I had a very positive meeting with Councillor Colin Fitzgerald this weekend to discuss the provision of appropriate toilet facilities in Hastings for people who live with a stoma. One of his first remarks to me was that he had never thought about the issue before I brought it up. Neither had I, until I began to witness the enormous struggles experienced by a friend of my family who has an ileostomy. These struggles are often simply because of the lack of appropriate toilet facilities in public places. This is my point, most of us will be aware that many people live with a stoma, either because of an ileostomy or a colostomy. But, it is unlikely that many of us will have thought about the practicalities of this. In our society we don’t generally go around talking about our own toilet habits. So the people with stomas are often suffering in silence.
There has never been a worse time to be disabled and living with a stoma is a disability. But when any group of people feel they cannot speak up they are likely to have their needs ignored. Imagine trying to go out, do your shopping, have a night out or travel if you couldn’t use the toilets provided. That is what life is like for the one in 500 people who live with a stoma.
For somebody living with a stoma, the standard public toilets where we have a row of cubicles outside of which is a row of basins, is simply inadequate for their needs. It isn’t rocket science to remedy the problem. Colostomy UK has a campaign to get more stoma friendly toilets provided. They detail on their website exactly what a stoma friendly toilet should look like. And, they give out free stickers for anyone who provides a stoma friendly toilet so they can show the public that they have these facilities. Sainsbury’s have already put in place stoma friendly toilets in all their stores, but they have nothing displayed in the shops to indicate they have made this provision.

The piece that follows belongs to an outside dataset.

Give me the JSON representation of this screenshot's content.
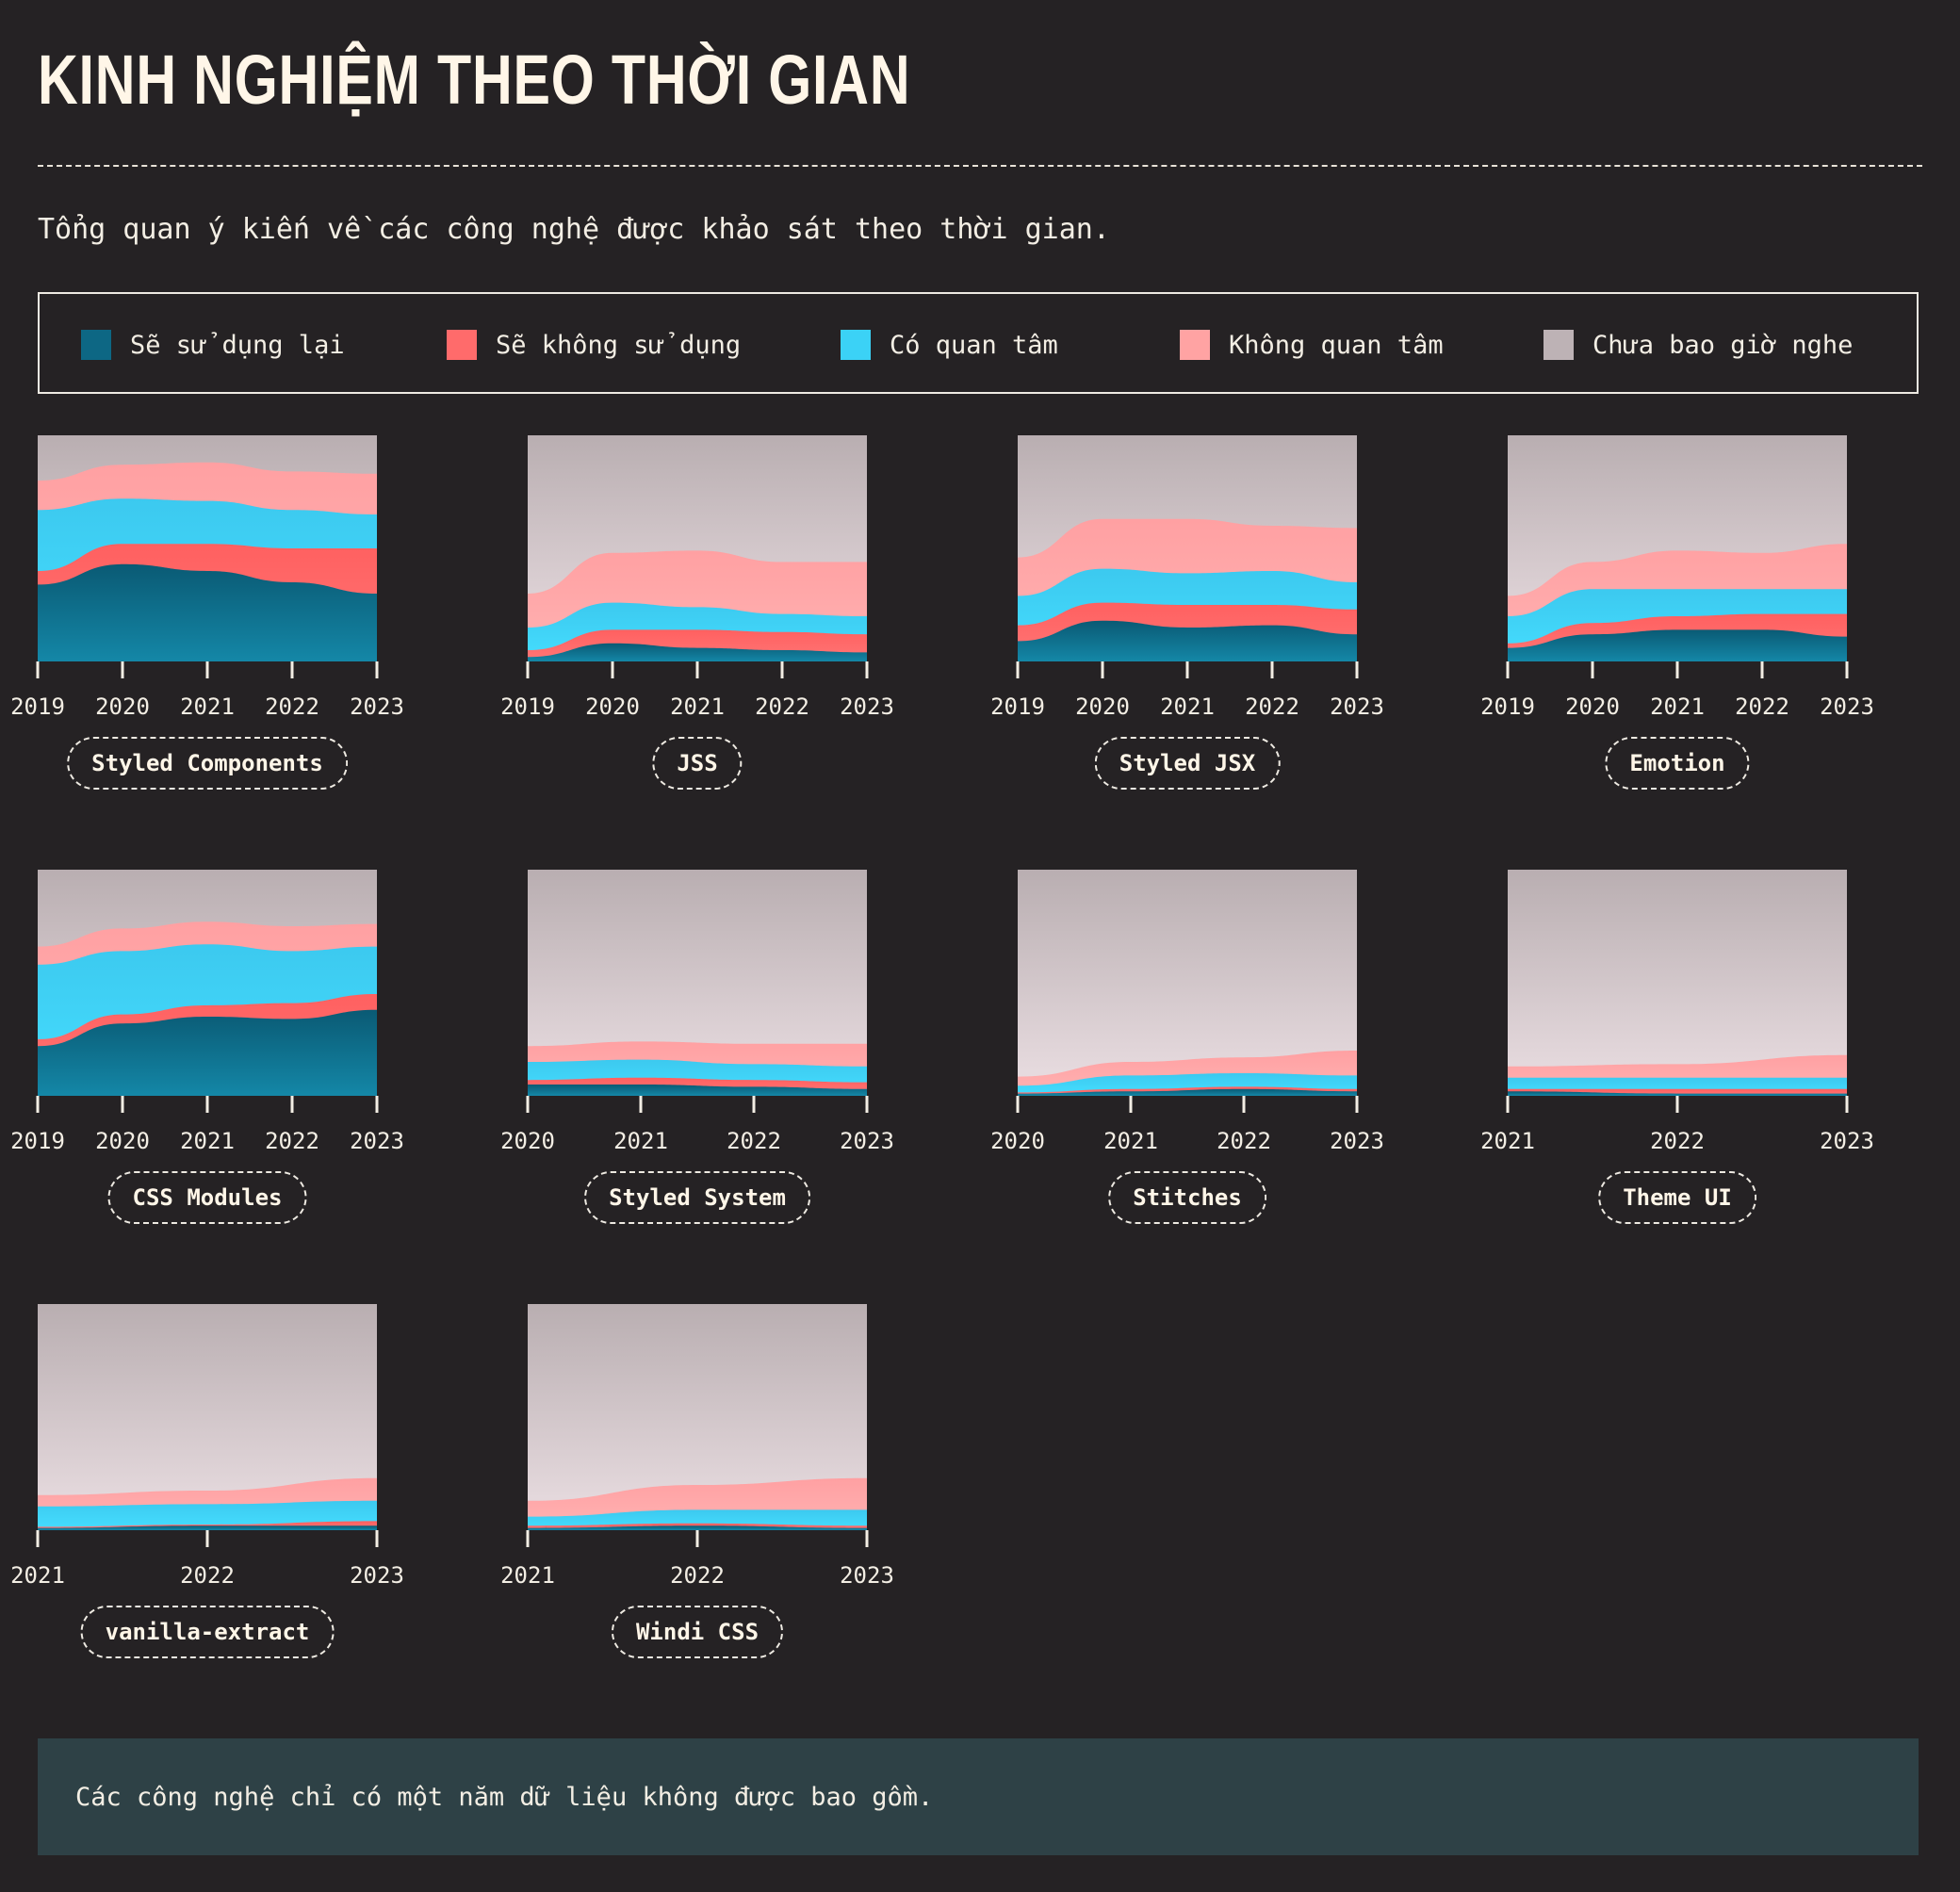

I was speaking to Councillor Fitzgerald with the hope that the council could encourage shops, cafes, bars, community centres etc to think about providing stoma friendly toilets. Disability rights are after all, enshrined in law. I suspect that the reason most venues fail to provide appropriate facilities for people with a stoma is simply because like myself, they have never thought about it. We must also not forget that there are children who live with a stoma too. It would be utterly unacceptable for a child to be attending a school where there were no appropriate toilet facilities. Apparently the Conquest Hospital, where you would expect to see them providing facilities that would cater for people with any disability, is also failing when it comes to stoma friendly toilets.
Once I got started on thinking abut toilet facilities I have found myself noticing just how cheap and easy it would often be to convert one cubicle into a stoma friendly toilet. Frequently, if one cubicle is enlarged it could encompass one of the basins already fitted. After that the addition of a shelf, a mirror and a couple of coat hooks may be all that is needed.
But this really matters. Disability rights are a moral issue but also a sensible one. If disability rights are protected then individuals will have a better quality of life and will stay healthier for longer.